Transforming the way technology powers social services
In the wake of immediate steps taken to protect public health during the COVID-19 pandemic, social service agencies have had to quickly change business operations in order to protect their staff, while still allowing them to provide help and support, as well as implement the new flexibilities in policy and procedures provided by changes in federal, state, and local policy.
As a result of the need to protect public health during the COVID-19 pandemic, we face an immediate, unprecedented dilemma: A significant increase in demand for basic needs at a time when social service agencies are struggling to maintain operations during social distancing directives.
Public programs that provide food (SNAP and WIC), health (Medicaid/CHIP), and income assistance (TANF and unemployment benefits) are available, but even before the pandemic, there were known barriers for those who are eligible. These barriers exist due to the complexity of eligibility rules, business processes used by local, state, and nonprofit agencies, and inefficient, antiquated technology systems.
Over the past decade, state health and human services agencies responsible for administering these basic supports have worked to modernize and streamline their eligibility and enrollment processes, however, change has been extremely slow.
The COVID-19 pandemic has laid bare how this incrementalism approach to technological change will now force individuals and families to navigate burdensome and confusing systems and processes, stress and frustration, likely without the critical support they need when they need it.
Connecting individuals and families to services and support, quickly and efficiently, is more important now than ever.
Technology has the potential to revolutionize how public-serving institutions provide support and services to people during critical times in their lives. This technology has the power to make these institutions more accessible, coordinated, and responsive to community needs. Digital tools can also help inform and empower individuals to make the best decisions for themselves, their families, and communities with greater speed and ease than traditional methods.
With technology, the diverse sectors that provide basic support, education, and civic engagement can also work together seamlessly to ensure all the needs of individuals, children, and families are better understood and to provide a network of critical support in times of transition or crisis.

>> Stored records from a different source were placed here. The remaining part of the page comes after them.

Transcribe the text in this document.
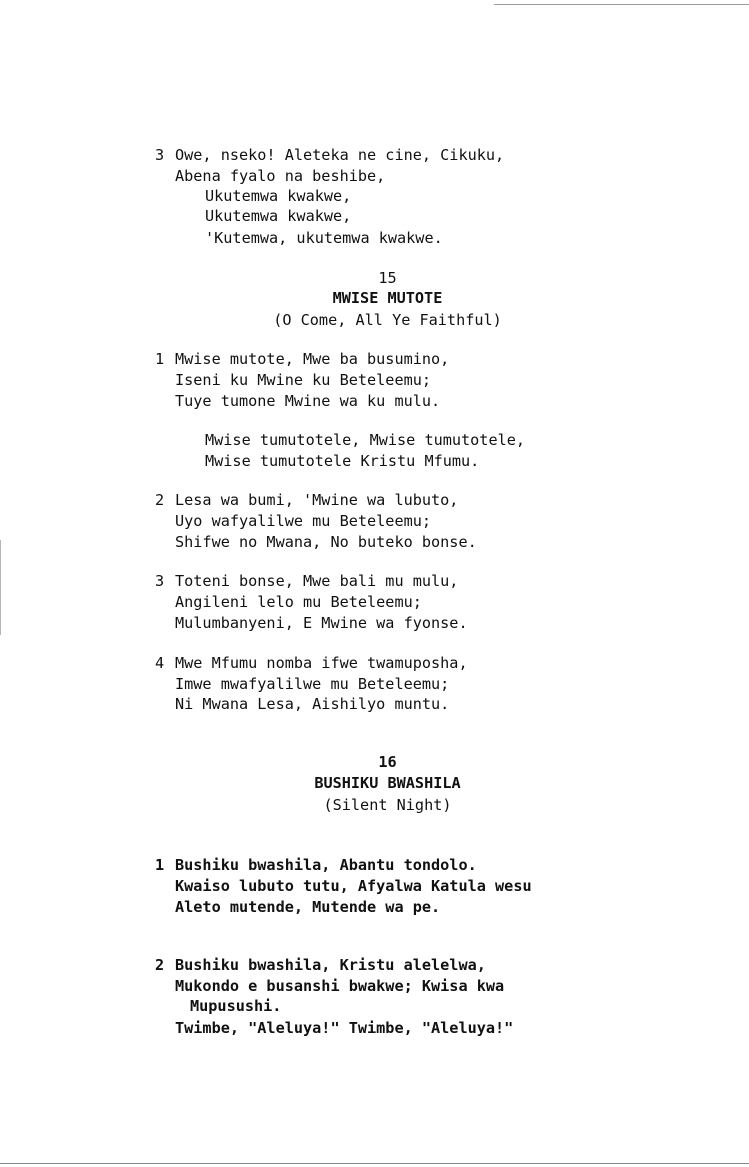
3 Owe, nseko! Aleteka ne cine, Cikuku,
Abena fyalo na beshibe,
Ukutemwa kwakwe,
Ukutemwa kwakwe,
'Kutemwa, ukutemwa kwakwe.
15
MWISE MUTOTE
(O Come, All Ye Faithful)
1 Mwise mutote, Mwe ba busumino,
Iseni ku Mwine ku Beteleemu;
Tuye tumone Mwine wa ku mulu.
Mwise tumutotele, Mwise tumutotele,
Mwise tumutotele Kristu Mfumu.
2 Lesa wa bumi, 'Mwine wa lubuto,
Uyo wafyalilwe mu Beteleemu;
Shifwe no Mwana, No buteko bonse.
3 Toteni bonse, Mwe bali mu mulu,
Angileni lelo mu Beteleemu;
Mulumbanyeni, E Mwine wa fyonse.
4 Mwe Mfumu nomba ifwe twamuposha,
Imwe mwafyalilwe mu Beteleemu;
Ni Mwana Lesa, Aishilyo muntu.
16
BUSHIKU BWASHILA
(Silent Night)
1 Bushiku bwashila, Abantu tondolo.
Kwaiso lubuto tutu, Afyalwa Katula wesu
Aleto mutende, Mutende wa pe.
2 Bushiku bwashila, Kristu alelelwa,
Mukondo e busanshi bwakwe; Kwisa kwa
Mupusushi.
Twimbe, "Aleluya!" Twimbe, "Aleluya!"
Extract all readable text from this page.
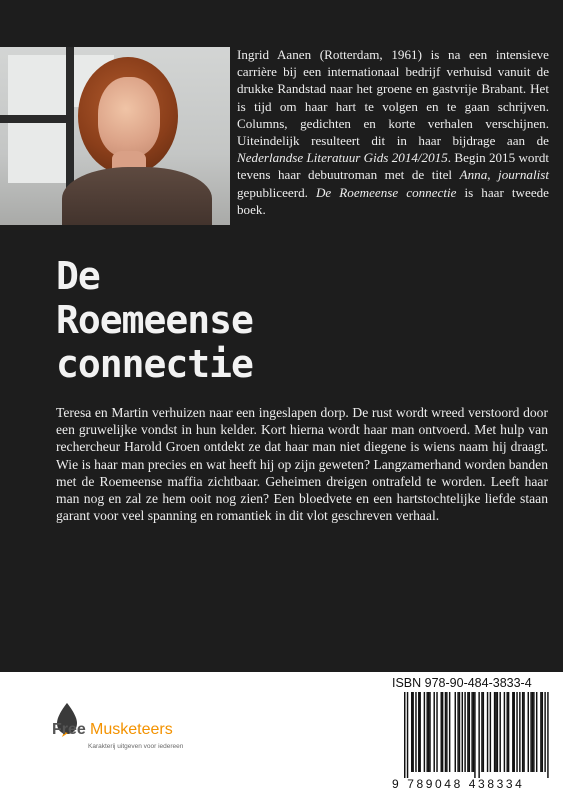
Ingrid Aanen (Rotterdam, 1961) is na een intensieve carrière bij een internationaal bedrijf verhuisd vanuit de drukke Randstad naar het groene en gastvrije Brabant. Het is tijd om haar hart te volgen en te gaan schrijven. Columns, gedichten en korte verhalen verschijnen. Uiteindelijk resulteert dit in haar bijdrage aan de Nederlandse Literatuur Gids 2014/2015. Begin 2015 wordt tevens haar debuutroman met de titel Anna, journalist gepubliceerd. De Roemeense connectie is haar tweede boek.
De
Roemeense
connectie
Teresa en Martin verhuizen naar een ingeslapen dorp. De rust wordt wreed verstoord door een gruwelijke vondst in hun kelder. Kort hierna wordt haar man ontvoerd. Met hulp van rechercheur Harold Groen ontdekt ze dat haar man niet diegene is wiens naam hij draagt. Wie is haar man precies en wat heeft hij op zijn geweten? Langzamerhand worden banden met de Roemeense maffia zichtbaar. Geheimen dreigen ontrafeld te worden. Leeft haar man nog en zal ze hem ooit nog zien? Een bloedvete en een hartstochtelijke liefde staan garant voor veel spanning en romantiek in dit vlot geschreven verhaal.
Free Musketeers
Karakterij uitgeven voor iedereen
ISBN 978-90-484-3833-4
9 789048 438334
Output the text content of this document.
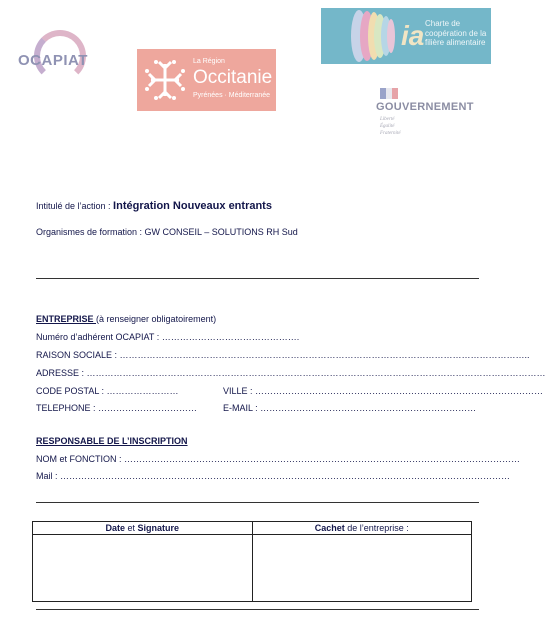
OCAPIAT	La Région
Occitanie
Pyrénées · Méditerranée
ia Charte de coopération de la filière alimentaire
GOUVERNEMENT
Liberté
Égalité
Fraternité
Intitulé de l’action : Intégration Nouveaux entrants
Organismes de formation : GW CONSEIL – SOLUTIONS RH Sud
ENTREPRISE (à renseigner obligatoirement)
Numéro d’adhérent OCAPIAT : ……………………………………….
RAISON SOCIALE : ………………………………………………………………………………………………………………………..
ADRESSE : ………………………………………………………………………………………………………………………………………
CODE POSTAL : ……………………	VILLE : ……………………………………………………………………………………
TELEPHONE : ……………………………	E-MAIL : ………………………………………………………………
RESPONSABLE DE L’INSCRIPTION
NOM et FONCTION : ……………………………………………………………………………………………………………………
Mail : ……………………………………………………………………………………………………………………………………
Date et Signature	Cachet de l’entreprise :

Nonprofit organizations who provide technology solutions and services are working with state and local agencies and community-based organizations to enable the adoption of best practices common in the commercial technology sector and appropriate for the public sector. These practices drive processes and IT systems to be more person-centric, user-friendly, efficient, and outcome driven.
The Social Tech Playbook for COVID-19 Response is a compilation of these best practices and is designed to provide practical and timely guidance to local and state agencies, and community-based organizations, as they rise to meet the overwhelming demand for social services.